El acuerdo marco, anunciado en Washington por el secretario de Estado estadounidense, Marco Rubio, junto con los embajadores de Israel y Líbano, establece un mecanismo para poner fin al conflicto y reforzar la soberanía del Estado libanés.

El documento contempla:

  • La retirada progresiva de las Fuerzas de Defensa de Israel (FDI) del territorio libanés.
  • El despliegue del Ejército libanés en las zonas abandonadas por las tropas israelíes.
  • El desarme de todos los grupos armados no estatales, incluido Hezbolá.
  • La creación de mecanismos de verificación y supervisión con respaldo de Estados Unidos.

Asimismo, el pacto identifica dos zonas piloto donde las fuerzas israelíes transferirán gradualmente el control al Ejército libanés, aunque sus ubicaciones no han sido reveladas.

Pese al acuerdo, las declaraciones de Netanyahu y los nuevos enfrentamientos entre Estados Unidos e Irán evidencian que la tensión en Oriente Medio continúa lejos de disminuir y que el riesgo de una escalada militar regional sigue latente.

El Líbano estalla contra el acuerdo con Israel

En tanto que, el rechazo al acuerdo marco suscrito entre Líbano e Israel, con mediación de Estados Unidos, comenzó a sentirse en las calles.

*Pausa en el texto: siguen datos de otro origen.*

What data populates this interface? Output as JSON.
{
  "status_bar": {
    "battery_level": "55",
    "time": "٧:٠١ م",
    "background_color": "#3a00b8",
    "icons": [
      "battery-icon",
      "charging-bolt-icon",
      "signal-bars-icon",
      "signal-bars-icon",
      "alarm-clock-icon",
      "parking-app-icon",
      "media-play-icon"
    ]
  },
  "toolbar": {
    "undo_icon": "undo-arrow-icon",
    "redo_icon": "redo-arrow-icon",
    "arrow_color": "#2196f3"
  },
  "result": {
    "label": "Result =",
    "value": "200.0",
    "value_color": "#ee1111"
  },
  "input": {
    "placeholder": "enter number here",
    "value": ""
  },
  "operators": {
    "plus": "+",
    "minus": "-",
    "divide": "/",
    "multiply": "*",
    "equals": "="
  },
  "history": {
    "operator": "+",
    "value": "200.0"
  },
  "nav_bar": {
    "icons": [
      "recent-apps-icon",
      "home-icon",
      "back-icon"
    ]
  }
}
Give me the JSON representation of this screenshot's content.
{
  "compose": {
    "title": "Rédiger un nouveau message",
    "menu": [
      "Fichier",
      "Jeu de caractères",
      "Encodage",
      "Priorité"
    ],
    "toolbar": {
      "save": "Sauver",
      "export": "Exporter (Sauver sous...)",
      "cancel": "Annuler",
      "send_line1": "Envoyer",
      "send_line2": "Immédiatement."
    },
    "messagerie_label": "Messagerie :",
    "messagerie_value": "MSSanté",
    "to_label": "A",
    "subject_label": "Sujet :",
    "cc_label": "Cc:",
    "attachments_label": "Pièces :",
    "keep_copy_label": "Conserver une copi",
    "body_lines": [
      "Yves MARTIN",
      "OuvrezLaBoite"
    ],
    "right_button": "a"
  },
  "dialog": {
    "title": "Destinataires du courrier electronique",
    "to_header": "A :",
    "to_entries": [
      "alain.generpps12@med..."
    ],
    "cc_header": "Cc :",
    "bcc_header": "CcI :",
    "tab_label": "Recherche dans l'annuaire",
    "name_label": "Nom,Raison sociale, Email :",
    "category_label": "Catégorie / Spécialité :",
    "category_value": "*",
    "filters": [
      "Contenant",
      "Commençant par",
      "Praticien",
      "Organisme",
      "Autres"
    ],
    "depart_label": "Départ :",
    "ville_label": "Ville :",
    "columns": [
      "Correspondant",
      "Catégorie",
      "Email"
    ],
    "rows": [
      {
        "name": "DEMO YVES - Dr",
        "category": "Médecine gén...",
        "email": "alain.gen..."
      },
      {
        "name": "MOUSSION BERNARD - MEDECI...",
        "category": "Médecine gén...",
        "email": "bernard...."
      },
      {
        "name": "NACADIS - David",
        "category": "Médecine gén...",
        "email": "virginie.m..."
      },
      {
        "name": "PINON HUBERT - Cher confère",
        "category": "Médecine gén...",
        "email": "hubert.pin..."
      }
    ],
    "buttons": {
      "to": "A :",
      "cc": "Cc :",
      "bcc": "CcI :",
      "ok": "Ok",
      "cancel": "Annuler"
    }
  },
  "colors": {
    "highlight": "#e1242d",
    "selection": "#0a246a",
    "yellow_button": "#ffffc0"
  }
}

Desde la noche del viernes y durante la mañana de este sábado, miles de libaneses protagonizaron protestas en distintos puntos de Beirut para denunciar lo que consideran un intento de normalizar las relaciones con Israel y debilitar al Movimiento de Resistencia Islámica del Líbano (Hezbolá).

Las manifestaciones se concentraron en Ramlet al-Baida, los alrededores de la sede del Gobierno y varios barrios del sur de la capital, donde los participantes corearon consignas contra el acuerdo y exigieron su inmediata revocación.

En la zona de Salim Salam, grupos de manifestantes bloquearon importantes vías de circulación e incendiaron neumáticos en señal de protesta, mientras que en Mushrifiyah y otros sectores de los suburbios del sur de Beirut se realizaron multitudinarias sentadas para expresar el rechazo a cualquier negociación directa con Israel.

Los manifestantes sostienen que el acuerdo representa una cesión de la soberanía libanesa y denuncian que uno de sus principales objetivos es el desarme de Hezbolá, una condición que consideran inaceptable mientras persistan las tensiones con Israel.

Las protestas reflejan la profunda división política y social que ha provocado el pacto, cuyo contenido contempla, entre otros puntos, el fortalecimiento del Ejército libanés, el desarme de los grupos armados no estatales y la retirada gradual de las fuerzas israelíes del sur del Líbano. Sin embargo, el creciente rechazo popular amenaza con complicar su implementación y añade un nuevo foco de incertidumbre a la ya explosiva situación en Oriente Medio.